I've been thinking about online democracy a lot since my post the other day. Some of it's pretty exciting.
Mostly I'm just overwhelmed at how big the conversation is. I'm seeing new stuff everywhere I look. I think these next few months, the closing months of the failed New Labour project when no-one really wants Cameron to be Prime Minister, are going to be key for the conversation about democratic reform. I don't think there's time for anything to happen now but the energy is now, before the change happens, when everyone's excited by the possibilities. After the Tories get in I expect the fire will go out of the talk for a bit, but then we have the next four years to actually make something happen.
Anyway, so I've talked about Open Up, and linked a couple of the huge number of blog posts in the wake of the success of the Trafigura/Jan Moir temporary collectives. Seriously, these articles are everywhere. Here's another one. This isn't new, of course: people have been talking about reforming democracy online since Usenet, and I still think of MySociety as the pioneers in using online technologies to improve the quality of our democracy.

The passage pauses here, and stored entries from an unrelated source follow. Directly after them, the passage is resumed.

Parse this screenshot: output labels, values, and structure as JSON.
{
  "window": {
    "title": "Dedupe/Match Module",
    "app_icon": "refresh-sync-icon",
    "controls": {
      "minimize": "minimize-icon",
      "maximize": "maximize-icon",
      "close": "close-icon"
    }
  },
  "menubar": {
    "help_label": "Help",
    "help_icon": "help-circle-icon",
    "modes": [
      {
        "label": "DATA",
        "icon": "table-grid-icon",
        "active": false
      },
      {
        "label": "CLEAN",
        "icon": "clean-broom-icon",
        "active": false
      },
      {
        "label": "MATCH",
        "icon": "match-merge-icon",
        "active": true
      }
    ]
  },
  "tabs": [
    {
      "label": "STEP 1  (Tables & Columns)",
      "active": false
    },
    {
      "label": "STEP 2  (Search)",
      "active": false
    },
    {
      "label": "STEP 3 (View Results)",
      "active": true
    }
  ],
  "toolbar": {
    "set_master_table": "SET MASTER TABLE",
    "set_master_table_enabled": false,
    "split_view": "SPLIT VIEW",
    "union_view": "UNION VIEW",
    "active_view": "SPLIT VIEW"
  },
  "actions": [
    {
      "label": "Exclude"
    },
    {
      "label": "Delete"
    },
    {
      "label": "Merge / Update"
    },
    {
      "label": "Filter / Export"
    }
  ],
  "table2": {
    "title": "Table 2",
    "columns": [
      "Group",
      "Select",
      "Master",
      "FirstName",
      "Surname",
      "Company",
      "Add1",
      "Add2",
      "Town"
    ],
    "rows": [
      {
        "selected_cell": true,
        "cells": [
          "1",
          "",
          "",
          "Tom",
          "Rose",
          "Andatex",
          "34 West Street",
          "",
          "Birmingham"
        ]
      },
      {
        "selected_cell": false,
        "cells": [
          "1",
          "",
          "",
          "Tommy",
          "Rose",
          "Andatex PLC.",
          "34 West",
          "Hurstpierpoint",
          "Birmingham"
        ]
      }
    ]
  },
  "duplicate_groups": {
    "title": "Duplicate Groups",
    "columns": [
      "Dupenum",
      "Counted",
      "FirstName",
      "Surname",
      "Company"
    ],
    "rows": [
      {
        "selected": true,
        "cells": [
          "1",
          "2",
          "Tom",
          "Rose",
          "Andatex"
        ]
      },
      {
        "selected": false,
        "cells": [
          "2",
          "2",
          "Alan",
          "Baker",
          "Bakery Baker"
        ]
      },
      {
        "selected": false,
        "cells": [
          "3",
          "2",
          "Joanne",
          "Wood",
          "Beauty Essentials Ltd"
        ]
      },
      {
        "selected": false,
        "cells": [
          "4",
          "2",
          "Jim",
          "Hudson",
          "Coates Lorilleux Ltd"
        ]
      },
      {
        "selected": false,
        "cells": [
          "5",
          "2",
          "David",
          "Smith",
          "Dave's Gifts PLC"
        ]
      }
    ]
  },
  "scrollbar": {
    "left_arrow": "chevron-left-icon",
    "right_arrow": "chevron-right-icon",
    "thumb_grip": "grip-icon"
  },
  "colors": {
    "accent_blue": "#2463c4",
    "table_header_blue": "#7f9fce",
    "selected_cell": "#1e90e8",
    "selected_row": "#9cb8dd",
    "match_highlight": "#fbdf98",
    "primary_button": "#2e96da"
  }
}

But recently ... I dunno, maybe I've just been getting more involved, but it feels like in the last twelve months it's really been gaining momentum. Our Kingdom has an ongoing conversation about democratic reform, and Guy Aitchison, the dude who runs it, is also heavily involved with the Power 2010 campaign.
Then there's 38 Degrees, and Louder, The Downing Street Project ... and that's just in the UK: worldwide it seems that new social innovation campaigns like The Girl Effect and the World Appreciative Enquiry Conference are springing up all over the place. Then there's thinktanks like IPPR which seem to overlap a surprising amount with the grassroots movements. It's inspiring and hopeful - so many people agreeing things need to change, and pouring so much ideas and energy and time into working towards that! - but also chaotic and dizzying. There's just so much of it! To what extent are all these different groups even aware of each other? Are they duplicating each other's work, are they all trying to reinvent the wheel? If none of this has any effect on the current system, is it so much shouting to the void? Are the messages reaching the people who need to hear them, or is it just a big echo chamber? With so many diverse groups, all with their own agenda, won't they just drown each other out? Do we need to get together and find points of commonality? Is that even possible?
Probably not, but today I've been thinking not about campaigns but about the tools they use. Yesterday I was utterly thrilled to read The Future of Politics is Mutual, which is by an awesome person I hadn't heard of before, called Hannah Nicklin. It's on the differences between the traditional press and online media, narrative vs information and the information economy, and the concept of wikipolitics.
( What is Wikipolitics? )
I don't think we've come close to hitting on the answer on it yet. I don't think a wikipolitics project as described would be likely to have wings: it would probably just turn into a community of hypergeeks bickering over details. I think Wave has the potential to be useful in the longterm but it's not ready yet, and neither is society.
There are a couple of "unconferences" on this stuff happening this week: Open 09 and £1.40. I can't get to either, but I'll be interested in hearing if the discussions went anywhere useful.
I don't know how to harness the energy of this conversation into action. I don't know how to get the disparate online groups to work together. But I think there's something in this, I really do.
I think the only way to fix our current broken democracy is to decentralise it to some extent. I think the internet not only offers strong models for governance in the form of open source ethics and the open source community, but also a unique opportunity for discourse, collaboration and development.
Anyway. This is me brainstorming. Feel free to join in.